Votre agence se définit comme un « laboratoire d’écologie festive ». Comment cette philosophie se traduit-elle concrètement à Saint-Laurent ?


Le mot “festif” ne signifie pas “faire la fête”, mais aborder la transition écologique avec envie, pas avec culpabilité. On n’emmènera personne dans la transformation si tout passe par la contrainte. Il faut que les gens aient envie de vivre dans la ville de demain. Cela passe par des lieux agréables, joyeux, vivants. Saint-Laurent-du-Var a été banalisée et fragmentée, il faut retrouver du lien et du sens. Le square Bènes doit redevenir un repère positif, un lieu intergénérationnel. Il est proche du Var, et je rêve que les bords du Var cessent d’être un méga-parking pour devenir une promenade magnifique, reliée à la Promenade des Anglais. On pourrait imaginer une continuité littorale d’Antibes à Nice, du château de Nice au Fort Carré d’Antibes – retrouver, en somme, la Côte d’Azur du début du XXᵉ siècle.

Comment la parole des habitants a-t-elle influencé votre travail ?

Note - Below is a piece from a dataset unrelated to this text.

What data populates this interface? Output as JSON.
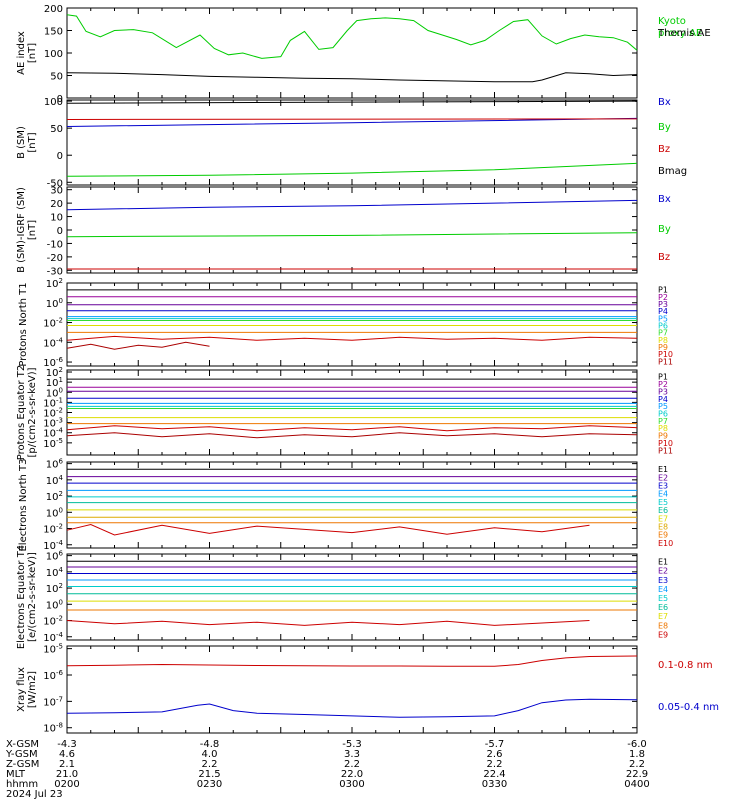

Le square existant, même modeste, était très fréquenté, notamment par des personnes âgées et des familles. Beaucoup de seniors y viennent parce que tout est proche, sans transport. Leur message était simple : ne nous chassez pas de ce lieu, mais donnez-nous plus de confort et plus d’ombre. Nous avons donc agrandi le jardin, multiplié les assises à l’ombre, conservé les usages auxquels ils tiennent, et créé de nouvelles zones de détente et de jeu. Le but est que ceux qui aiment ce square s’y sentent encore mieux demain.

Comment gérez-vous les résistances au changement, souvent fortes sur la Côte d’Azur ?


Elles ne sont pas propres au Sud. Partout, dès qu’on touche à la voiture, c’est passionnel. Ce qui est nouveau, ce sont les réseaux sociaux, où tout peut se dire, vrai ou faux, souvent anonymement. Les enquêtes publiques sont parfois dépassées par ce bruit ambiant. Mon rôle, c’est de livrer quelque chose d’irrésistible, pour que le résultat fasse oublier toutes les réticences. Le travail des élus est de tenir bon pendant la phase critique. À Cagnes-sur-Mer, personne ne voudrait revenir à l’état d’avant, alors qu’au départ, presque tout le monde était contre. Quand le projet est bon, il finit toujours par s’imposer.

Vous avez déclaré que le square vivra des siècles après nous. Que vouliez-vous dire par là ?


Avec le paysage, on est dans des temporalités longues. Les deux cèdres du square ont plus d’un siècle. Les arbres que nous planterons cet hiver seront là pour cent ans au moins. Peut-être que la fontaine ou le manège auront disparu mais les arbres eux resterons. Les plus beaux jardins de la Côte d’Azur créés au XIXᵉ siècle atteignent aujourd’hui leur pleine maturité. C’est notre responsabilité : penser demain et après-demain, travailler pour le temps long.

Vous dites ne pas tenir à ce que votre nom reste attaché au lieu, mais cela doit tout de même être une satisfaction ?


Le métier est dur – il faut affronter des résistances – mais il est aussi gratifiant. À Cagnes-sur-Mer, plus personne ne veut revoir l’état initial. Pour Saint-Laurent, nous sommes encore dans les miasmes du chantier, mais bientôt les habitants diront, je l’espère : “C’est évident”. Et cela suffira.